Ведь все началось именно здесь. Должно быть, я слишком долго жил, подобно многим, боясь растратить сердечное тепло, словно слепец, который не знает ничего ни о себе, ни о своих близких. Моя профессия не сделала меня проницательным; она лишь научила меня неукоснительно соблюдать установленные правила и примешала к моей крови некоторую толику красных чернил. Единственно, что она воспитала во мне, это стремление быть справедливым. Я, конечно, понимаю, что сперва мое стремление к справедливости было так же далеко от моральных проблем, как изюм от только что сорванной грозди винограда. Но тому, кто привык взвешивать свои слова и отметки, выставляемые ученикам, в один прекрасный день может прийти в голову мысль, что сам он далеко не заслуживает высокой оценки. Если он на этом не остановится, начнет копаться в своих недостатках, он скоро станет невыносим самому себе. Он будет мешать угли, раздувать остывающий пепел, до тех пор пока слабый огонек не разгорится в яркое пламя.
Я не ищу оправданий своему безразличию, вслед за которым вспыхнуло жаркое пламя. Но я попытаюсь объяснить его. Мне приходилось встречать в жизни мужчин и женщин удивительно справедливых в своих чувствах. Но их мало. Большинство людей не отличается беспристрастностью, а я тем более.

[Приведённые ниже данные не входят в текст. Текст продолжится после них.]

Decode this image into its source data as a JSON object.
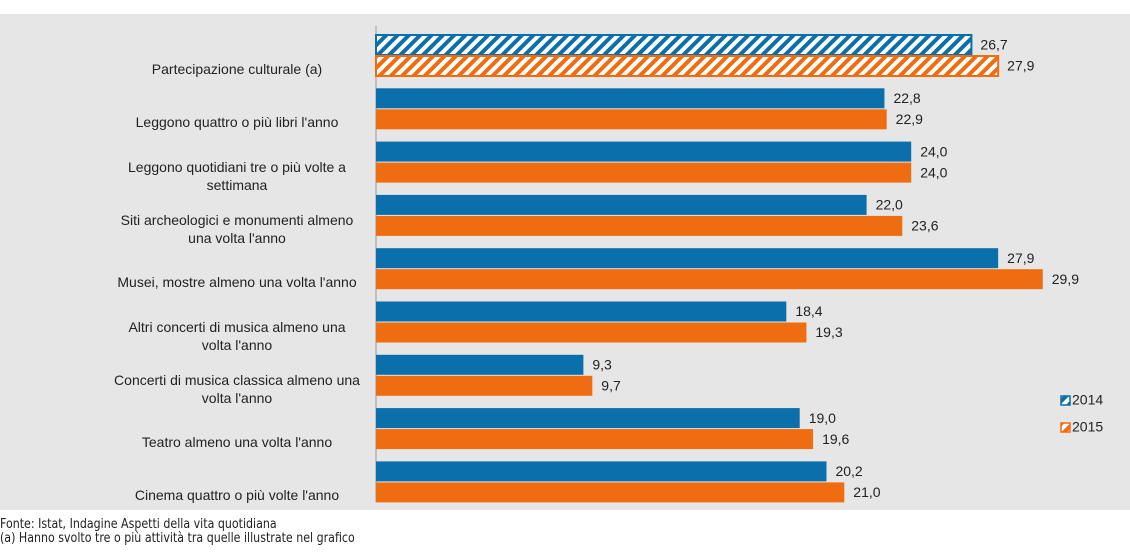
{
  "chart_data": {
    "type": "bar",
    "orientation": "horizontal",
    "categories": [
      "Partecipazione culturale (a)",
      "Leggono quattro o più libri l'anno",
      "Leggono quotidiani  tre o più volte a settimana",
      "Siti archeologici e monumenti almeno una volta l'anno",
      "Musei, mostre almeno una volta l'anno",
      "Altri concerti di musica almeno una volta l'anno",
      "Concerti di musica classica almeno una volta l'anno",
      "Teatro almeno una volta l'anno",
      "Cinema  quattro o più volte l'anno"
    ],
    "series": [
      {
        "name": "2014",
        "color": "#0a6fab",
        "values": [
          26.7,
          22.8,
          24.0,
          22.0,
          27.9,
          18.4,
          9.3,
          19.0,
          20.2
        ],
        "value_labels": [
          "26,7",
          "22,8",
          "24,0",
          "22,0",
          "27,9",
          "18,4",
          "9,3",
          "19,0",
          "20,2"
        ]
      },
      {
        "name": "2015",
        "color": "#ef6d10",
        "values": [
          27.9,
          22.9,
          24.0,
          23.6,
          29.9,
          19.3,
          9.7,
          19.6,
          21.0
        ],
        "value_labels": [
          "27,9",
          "22,9",
          "24,0",
          "23,6",
          "29,9",
          "19,3",
          "9,7",
          "19,6",
          "21,0"
        ]
      }
    ],
    "hatched_categories": [
      0
    ],
    "legend": "right",
    "notes": [
      "Fonte: Istat, Indagine Aspetti della vita quotidiana",
      "(a) Hanno svolto tre o più attività tra quelle illustrate nel grafico"
    ]
  }
}
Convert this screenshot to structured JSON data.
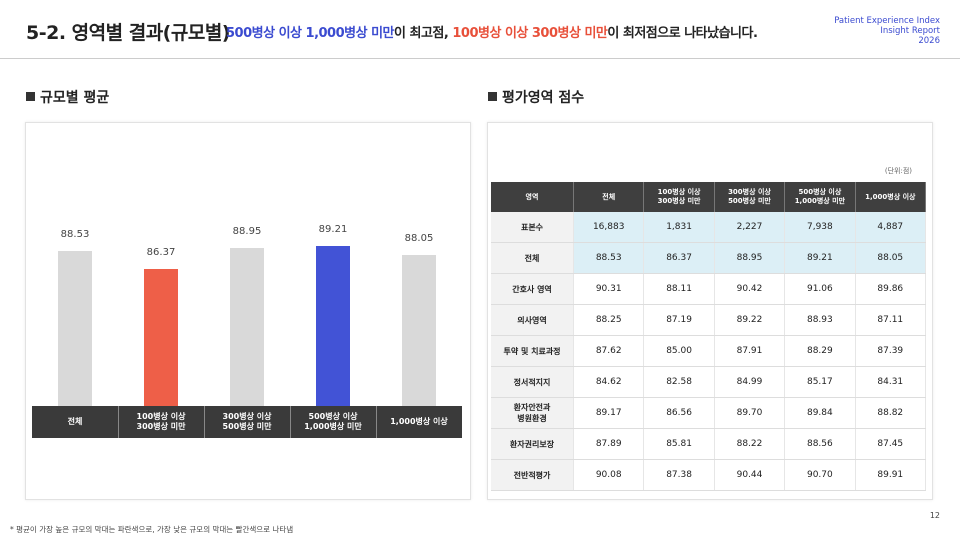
{
  "header": {
    "title": "5-2. 영역별 결과(규모별)",
    "subtitle": [
      "500병상 이상 1,000병상 미만",
      "이 최고점, ",
      "100병상 이상 300병상 미만",
      "이 최저점으로 나타났습니다."
    ],
    "brand": [
      "Patient Experience Index",
      "Insight Report",
      "2026"
    ]
  },
  "chart_data": {
    "type": "bar",
    "title": "규모별 평균",
    "categories": [
      "전체",
      "100병상 이상\n300병상 미만",
      "300병상 이상\n500병상 미만",
      "500병상 이상\n1,000병상 미만",
      "1,000병상 이상"
    ],
    "values": [
      88.53,
      86.37,
      88.95,
      89.21,
      88.05
    ],
    "colors": [
      "#d9d9d9",
      "#ee5f48",
      "#d9d9d9",
      "#4253d6",
      "#d9d9d9"
    ],
    "ylim": [
      70,
      90
    ]
  },
  "table": {
    "title": "평가영역 점수",
    "unit": "(단위:점)",
    "columns": [
      "영역",
      "전체",
      "100병상 이상\n300병상 미만",
      "300병상 이상\n500병상 미만",
      "500병상 이상\n1,000병상 미만",
      "1,000병상 이상"
    ],
    "rows": [
      [
        "표본수",
        "16,883",
        "1,831",
        "2,227",
        "7,938",
        "4,887"
      ],
      [
        "전체",
        "88.53",
        "86.37",
        "88.95",
        "89.21",
        "88.05"
      ],
      [
        "간호사 영역",
        "90.31",
        "88.11",
        "90.42",
        "91.06",
        "89.86"
      ],
      [
        "의사영역",
        "88.25",
        "87.19",
        "89.22",
        "88.93",
        "87.11"
      ],
      [
        "투약 및 치료과정",
        "87.62",
        "85.00",
        "87.91",
        "88.29",
        "87.39"
      ],
      [
        "정서적지지",
        "84.62",
        "82.58",
        "84.99",
        "85.17",
        "84.31"
      ],
      [
        "환자안전과\n병원환경",
        "89.17",
        "86.56",
        "89.70",
        "89.84",
        "88.82"
      ],
      [
        "환자권리보장",
        "87.89",
        "85.81",
        "88.22",
        "88.56",
        "87.45"
      ],
      [
        "전반적평가",
        "90.08",
        "87.38",
        "90.44",
        "90.70",
        "89.91"
      ]
    ]
  },
  "footnote": "* 평균이 가장 높은 규모의 막대는 파란색으로, 가장 낮은 규모의 막대는 빨간색으로 나타냄",
  "page_number": "12"
}
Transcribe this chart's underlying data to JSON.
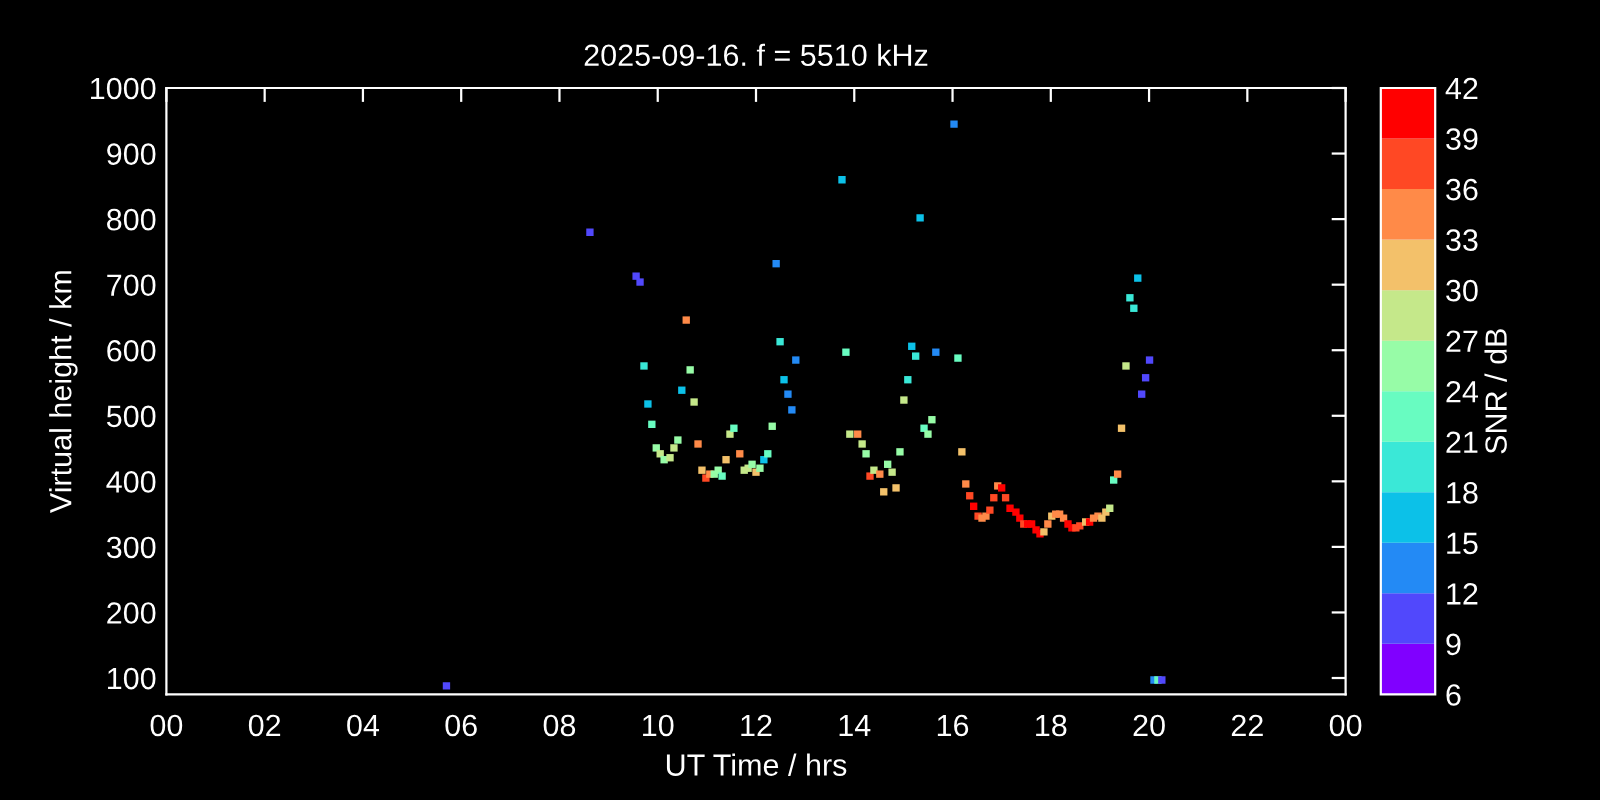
{
  "chart_data": {
    "type": "scatter",
    "title": "2025-09-16. f = 5510 kHz",
    "xlabel": "UT Time / hrs",
    "ylabel": "Virtual height / km",
    "clabel": "SNR / dB",
    "marker": "square",
    "grid": false,
    "xlim": [
      0,
      24
    ],
    "xticks": [
      {
        "value": 0,
        "label": "00"
      },
      {
        "value": 2,
        "label": "02"
      },
      {
        "value": 4,
        "label": "04"
      },
      {
        "value": 6,
        "label": "06"
      },
      {
        "value": 8,
        "label": "08"
      },
      {
        "value": 10,
        "label": "10"
      },
      {
        "value": 12,
        "label": "12"
      },
      {
        "value": 14,
        "label": "14"
      },
      {
        "value": 16,
        "label": "16"
      },
      {
        "value": 18,
        "label": "18"
      },
      {
        "value": 20,
        "label": "20"
      },
      {
        "value": 22,
        "label": "22"
      },
      {
        "value": 24,
        "label": "00"
      }
    ],
    "ylim": [
      75,
      1000
    ],
    "yticks": [
      100,
      200,
      300,
      400,
      500,
      600,
      700,
      800,
      900,
      1000
    ],
    "clim": [
      6,
      42
    ],
    "cticks": [
      6,
      9,
      12,
      15,
      18,
      21,
      24,
      27,
      30,
      33,
      36,
      39,
      42
    ],
    "x": [
      5.7,
      8.62,
      9.56,
      9.64,
      9.72,
      9.8,
      9.88,
      9.97,
      10.05,
      10.13,
      10.25,
      10.33,
      10.41,
      10.49,
      10.58,
      10.66,
      10.74,
      10.82,
      10.9,
      10.98,
      11.06,
      11.15,
      11.23,
      11.31,
      11.39,
      11.47,
      11.55,
      11.67,
      11.76,
      11.84,
      11.92,
      12.0,
      12.08,
      12.16,
      12.24,
      12.33,
      12.41,
      12.49,
      12.57,
      12.65,
      12.73,
      12.81,
      13.75,
      13.83,
      13.91,
      14.07,
      14.16,
      14.24,
      14.32,
      14.4,
      14.52,
      14.6,
      14.68,
      14.77,
      14.85,
      14.93,
      15.01,
      15.09,
      15.17,
      15.25,
      15.34,
      15.42,
      15.5,
      15.58,
      15.66,
      16.03,
      16.11,
      16.19,
      16.27,
      16.35,
      16.43,
      16.52,
      16.6,
      16.68,
      16.76,
      16.84,
      16.92,
      17.0,
      17.08,
      17.17,
      17.29,
      17.37,
      17.45,
      17.53,
      17.61,
      17.7,
      17.78,
      17.86,
      17.94,
      18.02,
      18.1,
      18.18,
      18.26,
      18.35,
      18.43,
      18.51,
      18.59,
      18.71,
      18.79,
      18.87,
      18.96,
      19.04,
      19.12,
      19.2,
      19.28,
      19.36,
      19.44,
      19.53,
      19.61,
      19.69,
      19.77,
      19.85,
      19.93,
      20.01,
      20.1,
      20.18,
      20.26
    ],
    "values": [
      88,
      780,
      713,
      704,
      576,
      518,
      487,
      451,
      442,
      433,
      436,
      451,
      463,
      539,
      646,
      570,
      521,
      457,
      417,
      405,
      411,
      411,
      417,
      408,
      433,
      472,
      481,
      442,
      417,
      420,
      426,
      414,
      420,
      433,
      442,
      484,
      732,
      613,
      555,
      533,
      509,
      585,
      860,
      597,
      472,
      472,
      457,
      442,
      408,
      417,
      411,
      384,
      426,
      414,
      390,
      445,
      524,
      555,
      606,
      591,
      802,
      481,
      472,
      494,
      597,
      945,
      588,
      445,
      396,
      378,
      362,
      347,
      344,
      347,
      356,
      375,
      393,
      390,
      375,
      359,
      353,
      344,
      335,
      335,
      335,
      326,
      320,
      323,
      335,
      347,
      350,
      350,
      344,
      335,
      329,
      329,
      332,
      338,
      338,
      344,
      347,
      344,
      353,
      359,
      402,
      411,
      481,
      576,
      680,
      664,
      710,
      533,
      558,
      585,
      97,
      97,
      97
    ],
    "cvalues": [
      10.5,
      10.5,
      10.5,
      10.5,
      19.5,
      16.5,
      22.5,
      25.5,
      28.5,
      25.5,
      28.5,
      28.5,
      25.5,
      16.5,
      34.5,
      25.5,
      28.5,
      34.5,
      31.5,
      37.5,
      34.5,
      25.5,
      25.5,
      22.5,
      31.5,
      28.5,
      22.5,
      34.5,
      28.5,
      28.5,
      25.5,
      31.5,
      25.5,
      16.5,
      22.5,
      25.5,
      13.5,
      19.5,
      16.5,
      13.5,
      13.5,
      13.5,
      16.5,
      22.5,
      28.5,
      34.5,
      28.5,
      25.5,
      37.5,
      28.5,
      34.5,
      31.5,
      25.5,
      28.5,
      31.5,
      25.5,
      28.5,
      19.5,
      16.5,
      19.5,
      16.5,
      22.5,
      25.5,
      25.5,
      13.5,
      13.5,
      22.5,
      31.5,
      34.5,
      37.5,
      40.5,
      37.5,
      34.5,
      34.5,
      37.5,
      37.5,
      34.5,
      40.5,
      37.5,
      40.5,
      40.5,
      40.5,
      37.5,
      40.5,
      40.5,
      40.5,
      40.5,
      31.5,
      34.5,
      31.5,
      34.5,
      34.5,
      34.5,
      40.5,
      40.5,
      37.5,
      37.5,
      31.5,
      40.5,
      34.5,
      34.5,
      31.5,
      31.5,
      28.5,
      22.5,
      34.5,
      31.5,
      28.5,
      19.5,
      19.5,
      16.5,
      10.5,
      10.5,
      10.5,
      13.5,
      22.5,
      10.5
    ]
  }
}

Взятые на себя обязательства, привязанность к многочисленной родне, возможно, помогли бы мне в какой-то степени избавиться от этого недостатка. Но в молодости я привык питаться соками от одного корня. Я был единственным сыном женщины, потерявшей на войне мужа, я не помнил ни отца, ни дедушки с бабушкой, ни дяди, давным-давно эмигрировавшего в Бразилию, — никого из родных, кроме своего троюродного брата Родольфа, закоренелого холостяка; но автобусы, которые связывали нас, делали западную окраину Парижа недоступной для тех, кто жил в восточной (за двадцать лет он обедал у нас в доме раза три, не больше). К тому же я рос, затерявшись среди безликой толпы одного из самых густонаселенных предместий, в обстановке, не располагавшей к большой близости с соседями, видя перед собой, за собой, рядом с собой только свою мать — женщину по природе общительную, но в силу обстоятельств жившую очень замкнуто, державшуюся в стороне от людей.
— От меня так и несет затхлостью, — говорила она о себе. — Тебе бы следовало бывать на людях, немного проветриться, обзавестись друзьями.
Нельзя сказать, чтобы она слишком носилась со мной, но ее влияние было настолько сильным, что даже в восемнадцать лет я не мог обходиться без нее. Мы были бедны, так как жили на одну ее пенсию; мы были бедны той бедностью, которая рождает в таких, как мы, разорившихся буржуа острое желание не ударить лицом в грязь, сохранить хотя бы дом и обстановку, дать образование сыну, чтобы в будущем он смог восстановить былой престиж семьи. Жесткая экономия не позволяла нам принимать тех, кого мать считала «людьми нашего круга», но, поскольку общение с людьми, которых она называла «прочие», было весьма ограничено, фактически мы жили, отгородившись от всего мира; в нашем затворничестве не было ни взаимного порабощения, ни страха оторваться от материнской юбки, оно стало для нас скорее привычкой, устоявшимся образом жизни, воздухом, которым мы оба дышали. Моя мать была гораздо строже и выдержаннее в своих чувствах, чем я. На улице она становилась одной из тех ничем не приметных хозяек, которые, сжимая в руке тощий кошелек, разглядывают выставленные на лотках товары, не имея возможности набить ими свою сумку. Но стоило ей перешагнуть порог нашего дома в Шелле, как она снова превращалась в мадам Астен. Она тут же обретала свою обычную уверенность; ее осанка, горделиво вскинутая голова, откровенная властность взгляда, вся ее спокойная величавость так гармонировали с образом тех сдержанно нежных и до последнего дыхания преданных матерей, которые видят смысл своей жизни в детях: наделенные самыми строгими представлениями о долге, они черпают силы в этой убежденности и даже с половой тряпкой в руках умеют управлять своими детьми и своими чувствами, не давая воли ни тем, ни другим.